Let’s talk about school. There are going to be awful people and bullies there. Mean Girls wasn’t exaggerating, you could maybe say it’s like a documentary because of how accurate the depiction of secondary school is. Ignore all those awful people and bullies, they’re only going to distract you from the important things. But, I also think you need to live a little, get some hobbies, and branch out more. Go to the gym instead of spending too much time online (social media is a cesspit and is extremely toxic, only use it to talk to your friends). Learn some skills: cooking (you love food), sewing (you love fashion), a language (you love learning about other cultures and travelling), maybe a musical instrument (you love music). I know you’re a perfectionist who doesn’t realise she has OCD (even though she was diagnosed at 7) but try to be kind to yourself and please please don’t beat yourself up if you don’t do well on assignments. Challenge yourself. Take chances. Take risks. That’s part of life. Being a teenager, you’re supposed to make mistakes and the good news is you don’t have as many responsibilities. Take advantage of that time and stop worrying about being perfect or having to prove yourself to others. Your tendencies to outperform and go the extra mile will end up leaving you burnt out, so take care of yourself, really!

To continue on being kind to yourself, I know you feel bad about your appearance. You’re not ugly or fat. You’re just awkward and have no idea how to style yourself. That’s totally normal as a teenager, those are the years where you try to figure out who you are. Take some effort to fix your hair and learn how to do your makeup, it doesn’t make you shallow or dumb. It will give you some confidence, and you need that. You can be smart and beautiful. It doesn’t have to be one or the other. Destroy the idea of these dichotomies. People are multifaceted.
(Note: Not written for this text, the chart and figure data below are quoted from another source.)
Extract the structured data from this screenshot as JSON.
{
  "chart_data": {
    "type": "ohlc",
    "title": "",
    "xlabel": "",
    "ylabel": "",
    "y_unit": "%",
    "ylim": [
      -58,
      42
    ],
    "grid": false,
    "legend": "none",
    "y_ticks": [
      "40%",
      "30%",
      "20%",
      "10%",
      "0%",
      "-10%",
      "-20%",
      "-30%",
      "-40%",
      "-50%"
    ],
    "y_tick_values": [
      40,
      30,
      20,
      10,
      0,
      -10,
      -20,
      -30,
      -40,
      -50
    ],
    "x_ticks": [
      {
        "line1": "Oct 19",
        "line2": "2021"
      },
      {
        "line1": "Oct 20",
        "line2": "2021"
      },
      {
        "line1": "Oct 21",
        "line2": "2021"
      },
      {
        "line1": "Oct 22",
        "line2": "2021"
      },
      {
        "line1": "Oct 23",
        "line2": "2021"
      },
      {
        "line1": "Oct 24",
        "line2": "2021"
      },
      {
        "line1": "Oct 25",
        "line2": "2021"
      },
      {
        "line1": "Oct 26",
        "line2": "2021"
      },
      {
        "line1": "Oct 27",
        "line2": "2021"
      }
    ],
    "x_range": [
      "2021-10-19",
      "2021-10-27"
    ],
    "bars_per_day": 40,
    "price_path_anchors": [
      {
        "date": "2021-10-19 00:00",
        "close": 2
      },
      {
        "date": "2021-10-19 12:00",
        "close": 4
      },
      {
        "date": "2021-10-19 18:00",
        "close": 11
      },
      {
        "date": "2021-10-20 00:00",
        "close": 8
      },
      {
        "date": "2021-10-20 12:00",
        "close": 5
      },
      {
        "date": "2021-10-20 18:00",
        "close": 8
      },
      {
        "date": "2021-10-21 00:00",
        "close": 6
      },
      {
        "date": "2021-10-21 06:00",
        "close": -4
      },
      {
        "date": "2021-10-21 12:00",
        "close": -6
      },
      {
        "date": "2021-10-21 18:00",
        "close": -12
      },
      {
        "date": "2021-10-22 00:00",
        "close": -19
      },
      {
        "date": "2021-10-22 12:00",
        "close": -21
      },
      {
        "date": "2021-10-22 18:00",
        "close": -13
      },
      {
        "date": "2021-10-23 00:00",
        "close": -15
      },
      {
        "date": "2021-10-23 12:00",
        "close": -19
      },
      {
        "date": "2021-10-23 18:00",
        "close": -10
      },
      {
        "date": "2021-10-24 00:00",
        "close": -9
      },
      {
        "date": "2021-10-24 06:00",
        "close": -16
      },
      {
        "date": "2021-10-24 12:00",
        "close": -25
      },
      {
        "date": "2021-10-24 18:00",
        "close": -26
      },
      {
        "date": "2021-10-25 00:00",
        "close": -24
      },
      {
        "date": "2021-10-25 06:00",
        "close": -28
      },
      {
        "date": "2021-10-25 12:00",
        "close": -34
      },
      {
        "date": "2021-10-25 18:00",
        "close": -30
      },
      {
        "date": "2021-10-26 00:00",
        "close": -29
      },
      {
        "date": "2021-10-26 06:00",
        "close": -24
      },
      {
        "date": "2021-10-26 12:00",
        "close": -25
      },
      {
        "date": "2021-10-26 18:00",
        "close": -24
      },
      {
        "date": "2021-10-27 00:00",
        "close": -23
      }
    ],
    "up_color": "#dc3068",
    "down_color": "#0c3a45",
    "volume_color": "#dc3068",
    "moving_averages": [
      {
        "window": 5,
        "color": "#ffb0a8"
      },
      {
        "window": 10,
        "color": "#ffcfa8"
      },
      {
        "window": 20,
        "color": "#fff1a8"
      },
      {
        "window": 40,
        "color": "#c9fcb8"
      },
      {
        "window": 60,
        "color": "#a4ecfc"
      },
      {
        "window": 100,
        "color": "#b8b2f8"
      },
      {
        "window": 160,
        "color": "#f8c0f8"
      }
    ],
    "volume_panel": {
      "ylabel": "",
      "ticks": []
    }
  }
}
You are multifaceted.

One last thing I want to say to you is that life is full of surprises and you’ll have a lot of pleasant surprises in store for you in adulthood: a loving husband, great friends who love the same things you do, many travels overseas (I know you thought it’d be a pipe dream, but you’ll appreciate these places so much more as an adult), opportunities to talk to musicians and see bands you love, and writing some amazing stuff about classic rock (I know you hate writing but the writing you do in English class is not what writing is really all about). Life has a lot of crappy things about it, but there’s some nice things. Don’t just exist, live!

Love,

27 year old Angie

A care package for teenage me:

If I could bring some things to younger me this is what I’d give her:

  • A good hair straightener to fix her hair
  • Some makeup to get that 60s look complete
  • Some 60s dresses to make her feel pretty
  • Some records to cheer her up
  • A big hug because who doesn’t like hugs!

What would teenage me think of present day me?

Well for starters I think she’d think I’m living the dream: I’ve travelled to a lot of the places I’ve dreamed of going – all over Europe and to Australia, those were my biggest dreams as a teenager and they came true. I got married young. I don’t think that’s something younger me expected at all, I think my younger self would laugh at the idea of someone falling in love with me. I think if she walked into my closet she’d be impressed with my vintage clothing collection and I know one of her dreams, dressing like (a more femme) Austin Powers has come true! I think she’d be happy about me having a cat, though surprised because I was more of a dog person than a cat person, but getting a cat changed everything. What would we ever do without cats? Most of all I think she’d be most impressed with how much more I know about classic rock now and that I’ve interviewed some musicians who recorded music in the 70s. And that I’m working on a book, a childhood dream of mine. I loved reading when I was a kid and even taught myself how to read when I was 3 years old.

I don’t want to reveal too much about my future because I don’t want to jinx anything, but I’m really hoping 2022 is a great year for me and my husband with lots of new adventures. I’ll keep you up to date on our adventures.